Politics is marked out by the personalities that dominate it. Thatcher dominated the eighties; the dull interregnum of Major's premiership was quickly overshadowed by the drive of Tony Blair, who went on to dominate British politics for ten years. The Tories struggled with Blair's drive until Cameron came along with the intention of matching it, which then saw him into Downing Street in 2010, by which time Labour's personalities were a fading force. While Blair and Brown dominated the last Labour administration, setting the marker for everyone else, Cameron and Osborne have done the same since then.

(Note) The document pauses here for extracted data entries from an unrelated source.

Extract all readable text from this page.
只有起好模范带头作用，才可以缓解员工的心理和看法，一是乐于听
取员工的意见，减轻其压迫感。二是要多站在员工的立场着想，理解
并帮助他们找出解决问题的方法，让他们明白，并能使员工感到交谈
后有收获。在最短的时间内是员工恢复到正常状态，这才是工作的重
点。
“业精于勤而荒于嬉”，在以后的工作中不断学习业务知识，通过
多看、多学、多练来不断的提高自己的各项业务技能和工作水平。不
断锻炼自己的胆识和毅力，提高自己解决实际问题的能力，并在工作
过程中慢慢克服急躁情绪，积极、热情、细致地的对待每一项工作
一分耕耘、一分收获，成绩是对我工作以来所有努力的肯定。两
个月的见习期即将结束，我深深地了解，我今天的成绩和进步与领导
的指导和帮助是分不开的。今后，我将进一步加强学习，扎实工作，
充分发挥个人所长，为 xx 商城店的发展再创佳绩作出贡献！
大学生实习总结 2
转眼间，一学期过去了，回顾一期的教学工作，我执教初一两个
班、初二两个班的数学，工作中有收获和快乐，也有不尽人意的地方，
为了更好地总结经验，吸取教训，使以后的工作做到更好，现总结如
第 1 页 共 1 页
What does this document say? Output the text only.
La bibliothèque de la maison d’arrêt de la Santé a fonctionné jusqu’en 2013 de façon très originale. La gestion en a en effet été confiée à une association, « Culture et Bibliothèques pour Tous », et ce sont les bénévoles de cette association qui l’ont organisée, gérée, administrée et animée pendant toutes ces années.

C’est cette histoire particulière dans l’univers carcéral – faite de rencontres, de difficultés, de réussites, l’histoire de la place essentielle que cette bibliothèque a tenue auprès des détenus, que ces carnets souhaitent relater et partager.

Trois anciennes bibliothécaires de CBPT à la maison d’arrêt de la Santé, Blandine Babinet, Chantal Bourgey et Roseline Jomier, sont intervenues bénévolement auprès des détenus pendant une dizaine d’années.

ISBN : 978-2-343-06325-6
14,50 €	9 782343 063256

This is why of the four candidates for the leadership, Liz Kendall, as a newly-elected MP, offers the most legitimate claim as a real "change" candidate. Dan Jarvis, who was a name mentioned early on but quickly dismissed calls to stand, is another person of note; alas, like Alan Johnson before him, he has the personality but (for whatever reason) lacks the willpower to take on the mantle.
What is certain is that Labour face a task even more challenging than after the 1983 election. Faced with a war on several political fronts, the rise of multi-party politics has landed a hammer-blow to the long-term prospects of the Labour Party. Like their sister parties PASOK in Greece and PSOE in Spain, they face a long, hard slog. By 2020, no-one can even be sure what the UK will look like.